Judge BECTON concurs.

Judge GREENE concurs in part and dissents in part.

(Former Judge BECTON concurred in the result reached in this case prior to 9 February 1990.)

Judge Greene

concurring in part and dissenting in part.

I disagree with the majority’s conclusion of no error in the trial court’s presentation of the quantum meruit issue to the jury. “Under a contract implied in law, the measure of recovery is quantum meruit, the reasonable value of materials and services rendered by the plaintiff that are ‘accepted and appropriated by the defendant.’ ” Ellis Jones, Inc. v. Western Waterproofing Co., 66 N.C. App. 641, 647, 312 S.E.2d 215, 218 (1984) (quoting Thormer v. Lexington Mail Order Co., 241 N.C. 249, 252, 85 S.E.2d 140, 143 (1954)). “ ‘The burden is always upon the complaining party to establish by evidence such facts as will furnish a basis for [the] assessment [of reasonable value of services rendered and accepted], according to some definite and legal rule.’ ” Cline v. Cline, 258 N.C. 295, 300, 128 S.E.2d 401, 404 (1962) (quoting Lieb v. Mayer, 244 N.C. 613, 616, 94 S.E.2d 658, 660 (1956)). The plaintiff must produce evidence showing reasonable value or worth “ ‘based on the time and labor expended, skill, knowledge and experience involved, and other attendant circumstances. . . .’ ” Paxton v. O.P.F., Inc., 64 N.C. App. 130, 134, 306 S.E.2d 527, 530 (1983) (quoting Turner v. Marsh Furniture Co., 217 N.C. 695, 697, 9 S.E.2d 379, 380 (1940)). “The reasonable value of services rendered is an objective measure and ‘is determined largely by the nature of the work and the customary rate of pay for such work in the community and at the time the work was performed.’ ” Hood v. Faulkner, 47 N.C. App. 611, 617, 267 S.E.2d 704, 707 (1980) (quoting 66 Am.Jur. 2d Restitution and Implied Contracts § 28, at 973 (1973)).

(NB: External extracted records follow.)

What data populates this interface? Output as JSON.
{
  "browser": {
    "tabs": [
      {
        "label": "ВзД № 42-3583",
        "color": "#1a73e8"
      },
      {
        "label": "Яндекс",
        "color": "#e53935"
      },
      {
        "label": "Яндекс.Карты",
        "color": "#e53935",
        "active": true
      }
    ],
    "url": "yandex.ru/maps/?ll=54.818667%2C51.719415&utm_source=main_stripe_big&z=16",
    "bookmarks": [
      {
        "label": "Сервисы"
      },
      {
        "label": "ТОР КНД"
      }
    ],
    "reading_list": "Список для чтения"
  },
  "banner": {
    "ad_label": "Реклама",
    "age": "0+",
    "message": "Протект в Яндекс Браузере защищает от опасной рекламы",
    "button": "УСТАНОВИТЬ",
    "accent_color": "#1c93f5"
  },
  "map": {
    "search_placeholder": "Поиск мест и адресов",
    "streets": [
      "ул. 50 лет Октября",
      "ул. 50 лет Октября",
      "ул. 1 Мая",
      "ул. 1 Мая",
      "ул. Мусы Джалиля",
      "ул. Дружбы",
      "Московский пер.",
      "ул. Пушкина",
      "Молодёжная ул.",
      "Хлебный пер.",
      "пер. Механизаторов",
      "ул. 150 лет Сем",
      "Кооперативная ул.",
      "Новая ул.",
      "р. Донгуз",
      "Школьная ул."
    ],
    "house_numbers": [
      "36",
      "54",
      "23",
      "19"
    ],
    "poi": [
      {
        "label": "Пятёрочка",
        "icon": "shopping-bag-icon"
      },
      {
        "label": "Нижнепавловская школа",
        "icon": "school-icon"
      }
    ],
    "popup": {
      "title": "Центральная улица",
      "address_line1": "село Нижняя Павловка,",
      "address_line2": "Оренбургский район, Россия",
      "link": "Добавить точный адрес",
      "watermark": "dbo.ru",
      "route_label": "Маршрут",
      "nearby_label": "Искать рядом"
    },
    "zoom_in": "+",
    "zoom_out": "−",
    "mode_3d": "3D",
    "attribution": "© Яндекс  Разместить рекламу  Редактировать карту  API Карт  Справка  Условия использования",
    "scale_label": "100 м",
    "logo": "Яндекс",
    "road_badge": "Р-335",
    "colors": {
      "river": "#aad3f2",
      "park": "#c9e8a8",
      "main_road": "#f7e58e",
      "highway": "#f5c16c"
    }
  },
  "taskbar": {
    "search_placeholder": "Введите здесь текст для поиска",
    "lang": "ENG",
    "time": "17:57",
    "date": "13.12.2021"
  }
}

The plaintiff’s evidence of reasonable value of the services rendered consisted of extremely general statements about the nature of the services and of a time period during which they allegedly occurred. The plaintiff offered no evidence as to the actual time spent, her level of skill or knowledge, or the customary rate of pay for such services. Thus the jury did not have sufficient evidence before it to determine the reasonable value of any services provided by the plaintiff. The majority in asserting that the reasonable value of plaintiff’s services was proven by the “common knowledge that the nation has a minimum wage law . . .” creates new law in North Carolina, and I do not find it to be consistent with previous statements of this court or the Supreme Court. In addition, the majority’s assumption that the plaintiff provided “reliable managerial, care taking and promotional services [which required] constancy, initiative, judgment, and the ability to deal with and direct others . . .” is a mere conclusion and is unsupported by the evidence.

Furthermore, the plaintiff provided no evidence as to the extent her services were “accepted and appropriated” by the defendants. Thus, even if the plaintiff had proven the reasonable value of her services, the jury would have no evidence to determine whether she merited compensation under the quantum meruit theory.

I join the majority in finding no error in all issues other than quantum meruit. I would reverse the award of damages based on quantum meruit and remand for a granting of nominal damages on this issue. See Paxton, 64 N.C. App. at 134, 306 S.E.2d at 530.